Holcim’s Possible Exit Key Triggers Now for Ambuja

All India Concentrated Cement Manufacturer Ambuja Cements Limited, It reported better-than-expected operating performance in the March-ended quarter, thanks to its cost-saving efforts. Standalone Ebitda 7,900 crore in Q1CY22, fell 19% on a year-on-year basis, but was ahead of consensus estimates by 16%. Ebitda is short for earnings before interest, taxes, depreciation and amortization. The company follows an accounting year from January to December.

Ebitda was supported by lower cost as well as better volume growth. Analysts say Ambuja’s volumes rose 3% annually to 7.5 million tonnes, led by capacity additions at the recently commissioned Marwar plant in Rajasthan and demand recovery in March after weakness during January-February . However, the receipts were not as impressive.

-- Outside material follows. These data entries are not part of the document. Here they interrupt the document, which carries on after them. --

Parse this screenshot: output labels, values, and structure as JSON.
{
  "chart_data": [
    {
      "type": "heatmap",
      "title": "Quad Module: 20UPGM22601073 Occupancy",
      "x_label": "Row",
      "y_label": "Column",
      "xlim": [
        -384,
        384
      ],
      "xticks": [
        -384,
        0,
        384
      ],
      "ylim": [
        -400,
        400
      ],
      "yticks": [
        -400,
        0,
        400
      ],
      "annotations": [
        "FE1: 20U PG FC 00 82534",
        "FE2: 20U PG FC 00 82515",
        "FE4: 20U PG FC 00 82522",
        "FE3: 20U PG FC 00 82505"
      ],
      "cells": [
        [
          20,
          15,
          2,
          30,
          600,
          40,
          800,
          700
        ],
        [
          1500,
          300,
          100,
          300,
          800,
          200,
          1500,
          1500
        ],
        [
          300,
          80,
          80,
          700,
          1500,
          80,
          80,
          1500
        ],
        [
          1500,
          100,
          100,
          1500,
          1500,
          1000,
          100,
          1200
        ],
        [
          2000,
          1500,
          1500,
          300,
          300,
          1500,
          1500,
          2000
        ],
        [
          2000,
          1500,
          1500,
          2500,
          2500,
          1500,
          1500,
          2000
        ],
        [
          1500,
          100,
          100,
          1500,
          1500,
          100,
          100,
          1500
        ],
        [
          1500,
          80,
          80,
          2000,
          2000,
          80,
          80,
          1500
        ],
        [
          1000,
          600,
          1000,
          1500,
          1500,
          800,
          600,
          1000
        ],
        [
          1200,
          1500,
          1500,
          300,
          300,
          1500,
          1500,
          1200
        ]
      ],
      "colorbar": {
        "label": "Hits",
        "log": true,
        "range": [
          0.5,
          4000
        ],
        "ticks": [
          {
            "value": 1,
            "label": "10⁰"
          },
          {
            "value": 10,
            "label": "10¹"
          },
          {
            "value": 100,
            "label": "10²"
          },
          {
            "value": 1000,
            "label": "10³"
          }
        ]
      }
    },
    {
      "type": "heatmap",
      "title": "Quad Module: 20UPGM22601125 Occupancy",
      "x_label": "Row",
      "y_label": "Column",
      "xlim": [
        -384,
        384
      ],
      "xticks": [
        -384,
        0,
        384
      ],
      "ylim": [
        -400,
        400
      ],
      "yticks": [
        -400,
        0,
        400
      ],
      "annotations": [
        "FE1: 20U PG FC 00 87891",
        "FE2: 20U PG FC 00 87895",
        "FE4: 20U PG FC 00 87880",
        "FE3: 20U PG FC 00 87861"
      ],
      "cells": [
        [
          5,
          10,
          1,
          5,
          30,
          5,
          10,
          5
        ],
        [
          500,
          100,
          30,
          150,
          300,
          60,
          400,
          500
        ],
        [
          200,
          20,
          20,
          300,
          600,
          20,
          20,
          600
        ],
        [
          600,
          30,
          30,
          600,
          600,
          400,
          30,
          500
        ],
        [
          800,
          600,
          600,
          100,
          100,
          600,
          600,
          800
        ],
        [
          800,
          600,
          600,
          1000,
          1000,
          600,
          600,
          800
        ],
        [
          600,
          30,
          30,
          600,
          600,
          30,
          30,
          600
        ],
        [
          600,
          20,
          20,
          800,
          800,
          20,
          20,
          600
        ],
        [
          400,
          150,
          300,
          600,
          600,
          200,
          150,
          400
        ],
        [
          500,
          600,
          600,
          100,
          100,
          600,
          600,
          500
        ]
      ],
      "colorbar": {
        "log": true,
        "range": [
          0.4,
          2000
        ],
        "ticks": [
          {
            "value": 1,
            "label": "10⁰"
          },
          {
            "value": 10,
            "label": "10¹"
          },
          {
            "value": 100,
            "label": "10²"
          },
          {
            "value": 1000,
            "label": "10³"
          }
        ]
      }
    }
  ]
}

Going forward, analysts warn of cost headwinds for the company.

“Ambuja witnessed significant turnaround in earnings over the years. Major contributors to this turnaround were manifold increase in volume under the Master Supply Agreement (with ACC Ltd.), optimization of fixed costs and reduction in specific energy consumption. On an incremental basis Analysts at Hum Prabhudas Lilladher in a report on April 29 said that there does not appear to be meaningful room for further cost reduction.

As a result, earnings expectations have plummeted. For example, analysts at IDBI Capital Markets & Securities note that EBITDA beating in the first quarter was driven by lower operating cost/tonne, efficiency gains, higher consumption of captive coal. “However, following the results, we have cut the Ebitda estimate to push up the cost of imported coal. The Ebitda for CY22E/23E has been cut by 9%/4%,” he said in a report on April 29.

But for now, investors are most likely to focus on a potential Holderind Investments Ltd (Holcim) stake sale.

Media reports said that Switzerland-based Holcim is looking to exit India and is looking for stake sale in Ambuja Cements Ltd. Holcim holds 63.19% stake in Ambuja and 4.48% in ACC. In addition, Ambuja holds a 50.05% stake in ACC.

If the deal goes through, the buy-out of Holcim’s stake would lead to mandatory open offers in both the listed companies, Ambuja and ACC. Various estimates by brokerages suggest that the acquisition cost could be around $10 billion, making it a landmark deal in the cement sector.

“We believe these assets (Ambuja and ACC) will command a significant premium given the quality of the brands, nationwide reach and huge capabilities. At current valuations, we don’t see much upside for Ambuja, but corporate action “Aggressive bidding and potentially aggressive growth in the next 10 years will make this company attractive again,” said analysts at Nirmal Bang Institutional Securities.

Ambuja shares were trading flat on the National Stock Exchange on Friday. However, in the past month, they have grown by around 30%, and this rapid move is said to be driven by new developments surrounding Holcim’s exit from India.

“Near-term share price movements are likely to be moderated by news flows related to promoter exit from India,” analysts at Emkay Global Financial Services Ltd said in a report.